Wednesday, 16 November 2011

Hyper-V Hanging at Shutting Down Cluster Service … Troubleshooting Steps

We are in the process of troubleshooting a problematic shutdown of a Hyper-V Server 2008 R2 SP1 cluster node.

For now, we have discovered how to kill the cluster service via command line from another node to at least get the node to boot:

  • taskkill /S HyperV-Node01 /IM clussvc.exe

Prior to doing that we ran the following command on the good node:

  • cluster.exe log /g

The log that is created can be found in C:\Windows\Cluster\Reports and is named Cluster.log.

So far, nothing in the logs made any clear indication as far as the cause.

However, after using the Taskkill command which allowed the server to shut down and reboot we initiated another restart on the node after logging in.

This time the cluster service shut down cleanly with the node doing a normal reboot cycle.

We then moved all of the VMs, CSVs, and Cluster ownership over to that node and ran a shutdown cycle on the other.

Philip Elder
MPECS Inc.
Microsoft Small Business Specialists
Co-Author: SBS 2008 Blueprint Book

*Our original iMac was stolen (previous blog post).
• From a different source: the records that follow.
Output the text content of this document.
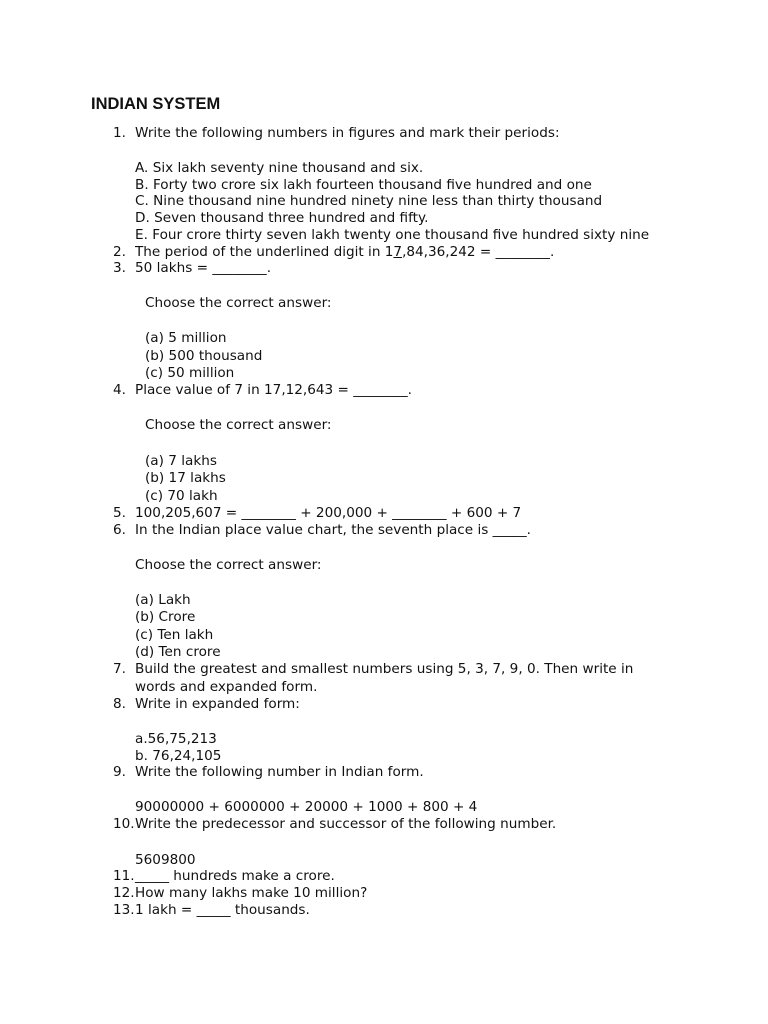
INDIAN SYSTEM
1. Write the following numbers in figures and mark their periods:
A. Six lakh seventy nine thousand and six.
B. Forty two crore six lakh fourteen thousand five hundred and one
C. Nine thousand nine hundred ninety nine less than thirty thousand
D. Seven thousand three hundred and fifty.
E. Four crore thirty seven lakh twenty one thousand five hundred sixty nine
2. The period of the underlined digit in 17,84,36,242 = ________.
3. 50 lakhs = ________.
Choose the correct answer:
(a) 5 million
(b) 500 thousand
(c) 50 million
4. Place value of 7 in 17,12,643 = ________.
Choose the correct answer:
(a) 7 lakhs
(b) 17 lakhs
(c) 70 lakh
5. 100,205,607 = ________ + 200,000 + ________ + 600 + 7
6. In the Indian place value chart, the seventh place is _____.
Choose the correct answer:
(a) Lakh
(b) Crore
(c) Ten lakh
(d) Ten crore
7. Build the greatest and smallest numbers using 5, 3, 7, 9, 0. Then write in
words and expanded form.
8. Write in expanded form:
a.56,75,213
b. 76,24,105
9. Write the following number in Indian form.
90000000 + 6000000 + 20000 + 1000 + 800 + 4
10. Write the predecessor and successor of the following number.
5609800
11. _____ hundreds make a crore.
12. How many lakhs make 10 million?
13. 1 lakh = _____ thousands.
We now have a new MacBook Pro courtesy of Vlad Mazek, owner of OWN.

Windows Live Writer

1 comment:

MB said...

Hi Philip,

Hope you get somewhere with this one, we're finding the same issue with 2 pre SP1 clusters.

There are 6 and 9 servers in each cluster running hyper-v with assorted guests and rebooting is a lottery. We have tried shutting down all the guests and rebooting each host individually, allowing each one to come all the way back up, and also taking all the cluster disks offline and rebooting each host individually and each time the third server generally hangs on cluster service.

Is there a correct way to reboot all the hosts ie when service packing and updating? I get cold sweats when I have to reboot these servers!

As you've found, you can reboot the same server again and have no issue, but I think thats because quorum breaks. Once quorum is broken it doesn't seem to care anymore and cluster service shuts down ok.

We've even had it where a cluster server can see all the other servers ok but can't participate. To get it back we've had success in rebooting all servers again, and on one occasion removing cluster services and re-adding. This may be because of patching levels though!